Brillante Virtuoso – Ruling on Attempted Maritime Insurance Fraud

October 07: Between 2008 and 2011, nearly 200 vessels were taken by Somali pirates around the Gulf of Aden. The hull market has been exposed to many such claims and the vast majority have been resolved successfully and efficiently (albeit not without some tragic loss of life and considerable distress for the crews). Very few vessels were substantially damaged.

The alleged Somali pirate attack on the Brillante Virtuoso – some 10-12 miles off Aden on the night of 5-6 July 2011 was no such thing.

The original account from owners was that in an attack by Somali pirates, the vessel had been hit by RPGs and caught fire. Later investigations established that an “improvised explosive incendiary device” (IEID) had been detonated in the purifier room, within the vessel’s engine room. There is no reported Somali pirate case involving the detonation of an IEID.

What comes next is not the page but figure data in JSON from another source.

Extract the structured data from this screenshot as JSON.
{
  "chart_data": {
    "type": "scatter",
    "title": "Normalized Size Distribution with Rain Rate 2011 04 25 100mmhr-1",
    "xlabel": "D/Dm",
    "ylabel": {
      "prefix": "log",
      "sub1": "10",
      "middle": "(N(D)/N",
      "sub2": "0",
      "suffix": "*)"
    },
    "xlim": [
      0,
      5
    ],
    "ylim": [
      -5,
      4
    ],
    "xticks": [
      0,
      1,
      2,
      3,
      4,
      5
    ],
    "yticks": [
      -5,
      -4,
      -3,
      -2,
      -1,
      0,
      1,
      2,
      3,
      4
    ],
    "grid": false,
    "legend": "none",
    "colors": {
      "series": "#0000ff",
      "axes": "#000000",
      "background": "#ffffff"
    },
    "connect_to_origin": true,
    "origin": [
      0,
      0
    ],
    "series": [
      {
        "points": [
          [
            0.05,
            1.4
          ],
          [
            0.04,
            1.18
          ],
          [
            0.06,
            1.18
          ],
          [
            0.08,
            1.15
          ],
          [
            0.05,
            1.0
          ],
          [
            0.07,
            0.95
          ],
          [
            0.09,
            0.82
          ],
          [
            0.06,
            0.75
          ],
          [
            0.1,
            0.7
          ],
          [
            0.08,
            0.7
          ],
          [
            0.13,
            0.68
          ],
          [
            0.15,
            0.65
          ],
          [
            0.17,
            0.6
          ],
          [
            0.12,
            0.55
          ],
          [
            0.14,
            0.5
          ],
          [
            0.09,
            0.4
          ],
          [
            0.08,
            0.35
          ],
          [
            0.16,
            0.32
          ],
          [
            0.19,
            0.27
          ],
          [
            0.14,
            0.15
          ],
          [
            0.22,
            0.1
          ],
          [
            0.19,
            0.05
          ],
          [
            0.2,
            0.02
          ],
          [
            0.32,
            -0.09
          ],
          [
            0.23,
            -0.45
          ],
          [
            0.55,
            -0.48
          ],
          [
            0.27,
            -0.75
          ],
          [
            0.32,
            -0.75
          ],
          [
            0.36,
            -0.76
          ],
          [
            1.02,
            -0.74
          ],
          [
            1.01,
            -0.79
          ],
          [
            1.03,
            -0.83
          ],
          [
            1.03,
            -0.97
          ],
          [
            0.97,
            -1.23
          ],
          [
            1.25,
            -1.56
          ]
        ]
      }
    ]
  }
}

More recently, it was suggested that renegade members of the Yemeni navy or coastguard masqueraded as pirates and speculated that they might be able to ransom the vessel or trade it with Somali pirates. There is no reported case of a Yemeni navy/coastguard pirate attack on a commercial vessel.

The legal dispute which followed owners’ and their mortgagee bank’s claim against war risks underwriters started in 2012 and has occupied more than 20 weeks of court time since then.

On 7 October 2019, the Admiralty Judge and Judge in Charge of the Commercial Court, Mr Justice Teare, handed down his judgment following a trial which lasted some 52 days. This judgment establishes that underwriters’ initial scepticism about the claim and their later allegation of fraud against owners were entirely vindicated.

The judge, in a careful and considered judgment, found that the vessel’s beneficial owner, Mr Marios Iliopoulos, was the “instigator of the conspiracy” to destroy the vessel in order to commit insurance fraud. The judge was not “left in any doubt as to [that] conclusion”.

The vessel was insured for US$77 million. An earlier judgment of the Commercial Court had found the vessel to be a CTL on figures, with owners entitled to an additional US$8 million in expenses (some which is still subject to appeal).